Methods: To create a LAGH that extends the GH half-life thereby allowing less frequent dosing, two basic approaches have been followed: (a) combine unmodified GH with a prolongation technology (a depot, crystal, or prodrug) or (b) modify GH in such a way (protein enlargement or albumin binding) that the GH analogue has a longer half-life. We reviewed the nearly 20 LAGHs that have reached various stages of clinical development and analyzed why a product delivering unmodified GH combined with an inert prolongation technology may be an appropriate and potentially optimal design for a successful LAGH.
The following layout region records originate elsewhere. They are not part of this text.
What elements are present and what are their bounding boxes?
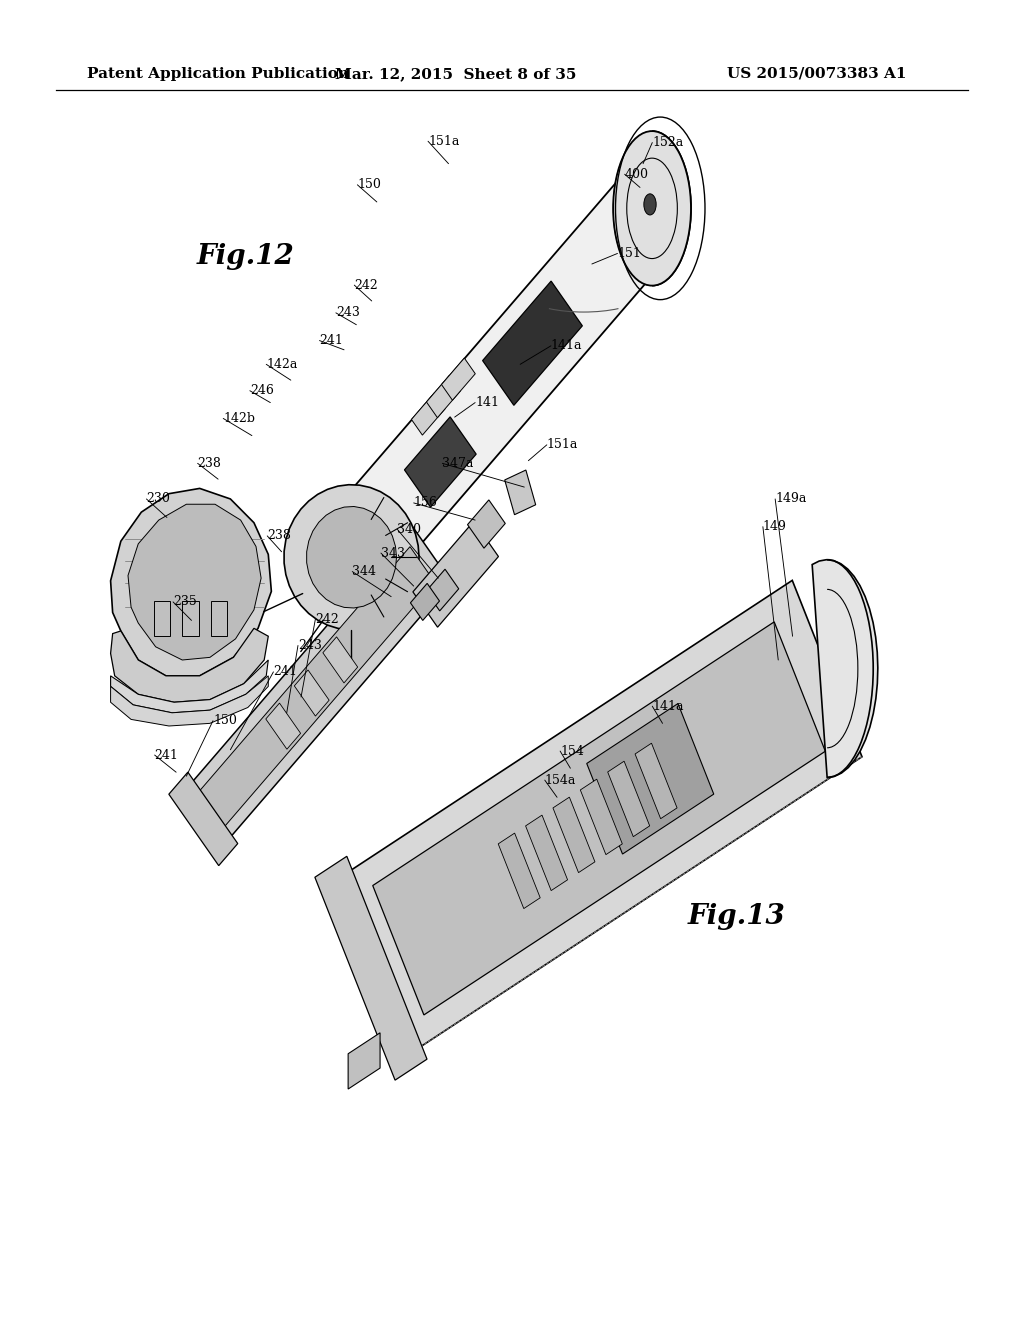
- Polygon shape: [426, 375, 460, 417]
- Text: 150: 150: [213, 714, 237, 727]
- Text: 156: 156: [414, 496, 437, 510]
- Polygon shape: [499, 833, 541, 908]
- Polygon shape: [326, 172, 678, 594]
- Polygon shape: [200, 546, 435, 826]
- Text: 149a: 149a: [775, 492, 807, 506]
- Text: 241: 241: [155, 748, 178, 762]
- Text: 340: 340: [397, 523, 421, 536]
- Polygon shape: [373, 622, 825, 1015]
- Text: 152a: 152a: [652, 136, 684, 149]
- Text: 238: 238: [198, 457, 221, 470]
- Text: 141a: 141a: [551, 339, 583, 352]
- Text: 343: 343: [381, 546, 404, 560]
- Polygon shape: [323, 636, 357, 682]
- Polygon shape: [266, 704, 301, 750]
- Polygon shape: [284, 484, 419, 630]
- Text: 154: 154: [560, 744, 584, 758]
- Polygon shape: [581, 779, 623, 854]
- Text: US 2015/0073383 A1: US 2015/0073383 A1: [727, 67, 906, 81]
- Polygon shape: [111, 660, 268, 713]
- Text: 242: 242: [315, 612, 339, 626]
- Polygon shape: [505, 470, 536, 515]
- Polygon shape: [336, 581, 862, 1056]
- Text: 149: 149: [763, 520, 786, 533]
- Text: 141: 141: [475, 396, 499, 409]
- Text: 151: 151: [617, 247, 641, 260]
- Polygon shape: [587, 704, 714, 854]
- Text: 141a: 141a: [652, 700, 684, 713]
- Polygon shape: [412, 393, 445, 436]
- Polygon shape: [294, 671, 329, 715]
- Polygon shape: [411, 583, 439, 620]
- Text: Fig.13: Fig.13: [688, 903, 785, 929]
- Polygon shape: [635, 743, 677, 818]
- Polygon shape: [169, 772, 238, 866]
- Polygon shape: [154, 601, 170, 636]
- Text: Mar. 12, 2015  Sheet 8 of 35: Mar. 12, 2015 Sheet 8 of 35: [335, 67, 577, 81]
- Text: 241: 241: [273, 665, 297, 678]
- Polygon shape: [314, 857, 427, 1080]
- Text: 344: 344: [352, 565, 376, 578]
- Polygon shape: [111, 628, 268, 702]
- Polygon shape: [348, 1032, 380, 1089]
- Polygon shape: [413, 521, 499, 627]
- Text: 142b: 142b: [223, 412, 255, 425]
- Polygon shape: [182, 601, 199, 636]
- Ellipse shape: [644, 194, 656, 215]
- Text: 238: 238: [267, 529, 291, 543]
- Text: 150: 150: [357, 178, 381, 191]
- Text: 246: 246: [250, 384, 273, 397]
- Polygon shape: [306, 507, 396, 609]
- Text: 241: 241: [319, 334, 343, 347]
- Text: Fig.12: Fig.12: [197, 243, 294, 269]
- Text: 154a: 154a: [545, 774, 577, 787]
- Polygon shape: [482, 281, 583, 405]
- Polygon shape: [468, 500, 505, 548]
- Polygon shape: [607, 762, 649, 837]
- Polygon shape: [184, 527, 451, 846]
- Polygon shape: [111, 676, 268, 726]
- Polygon shape: [525, 816, 567, 891]
- Text: 235: 235: [173, 595, 197, 609]
- Ellipse shape: [613, 131, 691, 285]
- Polygon shape: [441, 358, 475, 400]
- Text: Patent Application Publication: Patent Application Publication: [87, 67, 349, 81]
- Polygon shape: [128, 504, 261, 660]
- Polygon shape: [404, 417, 476, 507]
- Polygon shape: [111, 488, 271, 676]
- Polygon shape: [211, 601, 227, 636]
- Text: 243: 243: [336, 306, 359, 319]
- Polygon shape: [812, 560, 878, 777]
- Text: 347a: 347a: [442, 457, 474, 470]
- Text: 151a: 151a: [547, 438, 579, 451]
- Polygon shape: [426, 569, 459, 611]
- Polygon shape: [553, 797, 595, 873]
- Text: 243: 243: [298, 639, 322, 652]
- Text: 230: 230: [146, 492, 170, 506]
- Text: 242: 242: [354, 279, 378, 292]
- Text: 151a: 151a: [428, 135, 460, 148]
- Text: 142a: 142a: [266, 358, 298, 371]
- Text: 400: 400: [625, 168, 648, 181]
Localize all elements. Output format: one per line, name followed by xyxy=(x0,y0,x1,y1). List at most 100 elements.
Results: To date, only two LAGHs have gained the approval of either the Food and Drug Administration (FDA) or the European Medicines Agency (EMA); both released unmodified GH, thus presumably replicating distribution and pharmacological actions of daily GH. Other technologies have been applied to create LAGHs, including modifying GH (for example, protein enlargement or albumin binding) such that the resulting analogues possess a longer half-life. TransCon GH is a LAGH prodrug in which GH is transiently bound to an inert carrier. It was designed to achieve the same safety, efficacy, and tolerability as daily GH but with more convenient weekly dosing. In phase 2 trials of children and adults with growth hormone deficiency (GHD), similar safety, efficacy and tolerability to daily GH was shown as well as GH and IGF1 levels within the physiologic range.
Conclusion: The only LAGHs that have succeeded in providing both accelerated height velocity as well as corrected increased truncal metabolism have been (besides daily GH) depot formulations, which release unmodified GH. Therefore, a viable LAGH would likely have to maintain the same tissue distribution as native GH, ie, a candidate based on unmodified GH.